A Palestinian man checks leather belts as people prepare for Ramadan, in the old city of Hebron in the Israeli-occupied West Bank, February 17,2026. (Reuters)
A Palestinian man checks leather belts as people prepare for Ramadan, in the old city of Hebron in the Israeli-occupied West Bank, February 17,2026. (Reuters)

Israel's far-right Finance Minister Bezalel Smotrich said he would pursue a policy of "encouraging the migration" of Palestinians from the occupied West Bank and Gaza Strip, Israeli media reported Wednesday.

"We will eliminate the idea of an Arab terror state," said Smotrich, speaking at an event organized by his Religious Zionism Party late on Tuesday.

"We will finally, formally, and in practical terms nullify the cursed Oslo Accords and embark on a path toward sovereignty, while encouraging emigration from both Gaza and Judea and Samaria.

"There is no other long-term solution," added Smotrich, who himself lives in a settlement in the West Bank.

Since last week, Israel has approved a series of measures backed by far-right ministers to tighten control over the West Bank, including in areas administered by the Palestinian Authority under the Oslo Accords, in place since the 1990s.

The measures include a process to register land in the West Bank as "state property" and facilitate direct purchases of land by Jewish Israelis.

The measures have triggered widespread international outrage.

On Tuesday, the UN missions of 85 countries condemned the measures, which critics say amount to de facto annexation of the Palestinian territory.

"We strongly condemn unilateral Israeli decisions and measures aimed at expanding Israel's unlawful presence in the West Bank," they said in a statement.

"Such decisions are contrary to Israel's obligations under international law and must be immediately reversed.

"We underline in this regard our strong opposition to any form of annexation."

UN Secretary-General Antonio Guterres on Monday called on Israel to reverse its land registration policy, calling it "destabilizing" and "unlawful".

The West Bank would form the largest part of any future Palestinian state. Many on Israel's religious right view it as Israeli land.

Israeli NGOs have also raised the alarm over a settlement plan signed by the government which they say would mark the first expansion of Jerusalem's borders into the occupied West Bank since 1967.

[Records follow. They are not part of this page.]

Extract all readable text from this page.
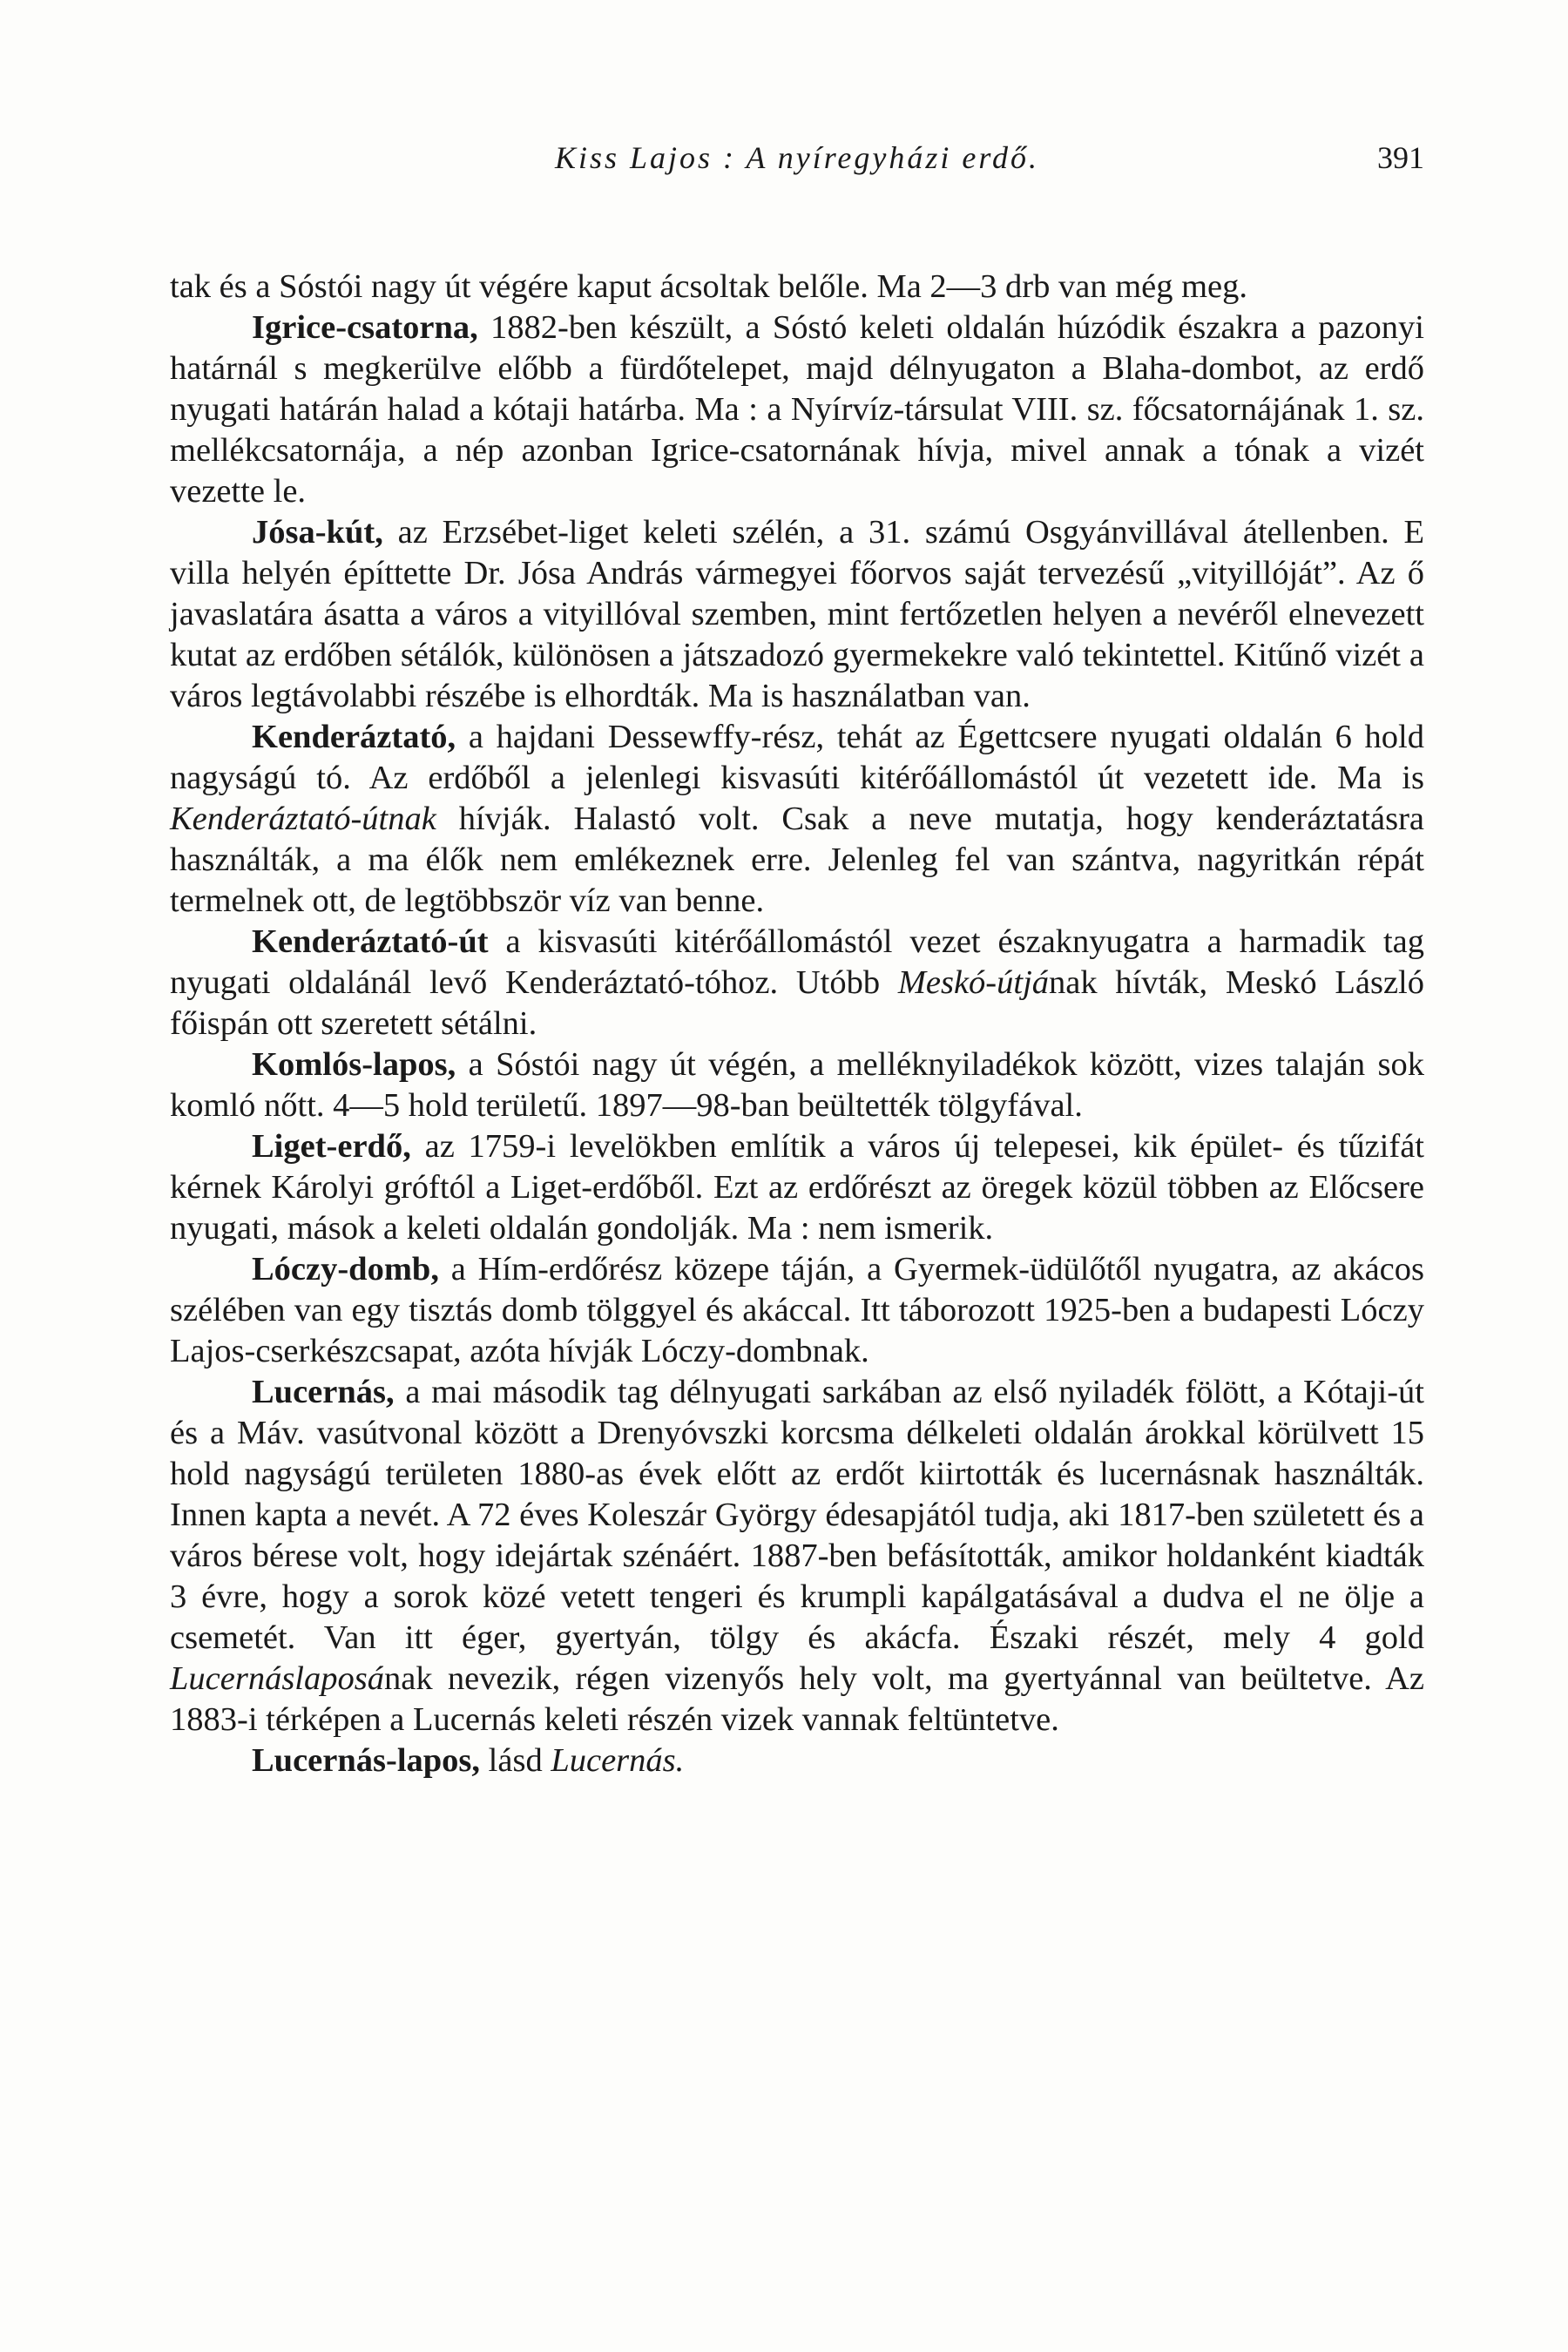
Kiss Lajos : A nyíregyházi erdő.	391

tak és a Sóstói nagy út végére kaput ácsoltak belőle. Ma 2—3 drb van még meg.

Igrice-csatorna, 1882-ben készült, a Sóstó keleti oldalán húzódik északra a pazonyi határnál s megkerülve előbb a fürdőtelepet, majd délnyugaton a Blaha-dombot, az erdő nyugati határán halad a kótaji határba. Ma : a Nyírvíz-társulat VIII. sz. főcsatornájának 1. sz. mellékcsatornája, a nép azonban Igrice-csatornának hívja, mivel annak a tónak a vizét vezette le.

Jósa-kút, az Erzsébet-liget keleti szélén, a 31. számú Osgyánvillával átellenben. E villa helyén építtette Dr. Jósa András vármegyei főorvos saját tervezésű „vityillóját”. Az ő javaslatára ásatta a város a vityillóval szemben, mint fertőzetlen helyen a nevéről elnevezett kutat az erdőben sétálók, különösen a játszadozó gyermekekre való tekintettel. Kitűnő vizét a város legtávolabbi részébe is elhordták. Ma is használatban van.

Kenderáztató, a hajdani Dessewffy-rész, tehát az Égettcsere nyugati oldalán 6 hold nagyságú tó. Az erdőből a jelenlegi kisvasúti kitérőállomástól út vezetett ide. Ma is Kenderáztató-útnak hívják. Halastó volt. Csak a neve mutatja, hogy kenderáztatásra használták, a ma élők nem emlékeznek erre. Jelenleg fel van szántva, nagyritkán répát termelnek ott, de legtöbbször víz van benne.

Kenderáztató-út a kisvasúti kitérőállomástól vezet északnyugatra a harmadik tag nyugati oldalánál levő Kenderáztató-tóhoz. Utóbb Meskó-útjának hívták, Meskó László főispán ott szeretett sétálni.

Komlós-lapos, a Sóstói nagy út végén, a melléknyiladékok között, vizes talaján sok komló nőtt. 4—5 hold területű. 1897—98-ban beültették tölgyfával.

Liget-erdő, az 1759-i levelökben említik a város új telepesei, kik épület- és tűzifát kérnek Károlyi gróftól a Liget-erdőből. Ezt az erdőrészt az öregek közül többen az Előcsere nyugati, mások a keleti oldalán gondolják. Ma : nem ismerik.

Lóczy-domb, a Hím-erdőrész közepe táján, a Gyermek-üdülőtől nyugatra, az akácos szélében van egy tisztás domb tölggyel és akáccal. Itt táborozott 1925-ben a budapesti Lóczy Lajos-cserkészcsapat, azóta hívják Lóczy-dombnak.

Lucernás, a mai második tag délnyugati sarkában az első nyiladék fölött, a Kótaji-út és a Máv. vasútvonal között a Drenyóvszki korcsma délkeleti oldalán árokkal körülvett 15 hold nagyságú területen 1880-as évek előtt az erdőt kiirtották és lucernásnak használták. Innen kapta a nevét. A 72 éves Koleszár György édesapjától tudja, aki 1817-ben született és a város bérese volt, hogy idejártak szénáért. 1887-ben befásították, amikor holdanként kiadták 3 évre, hogy a sorok közé vetett tengeri és krumpli kapálgatásával a dudva el ne ölje a csemetét. Van itt éger, gyertyán, tölgy és akácfa. Északi részét, mely 4 gold Lucernáslaposának nevezik, régen vizenyős hely volt, ma gyertyánnal van beültetve. Az 1883-i térképen a Lucernás keleti részén vizek vannak feltüntetve.

Lucernás-lapos, lásd Lucernás.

The planned development, announced by Israel's Ministry of Construction and Housing, is formally a westward expansion of the Geva Binyamin, or Adam, settlement situated northeast of Jerusalem in the West Bank.

The current Israeli government has fast-tracked settlement expansion, approving a record 52 settlements in 2025.

Excluding Israeli-annexed east Jerusalem, more than 500,000 Israelis live in West Bank settlements and outposts, which are illegal under international law.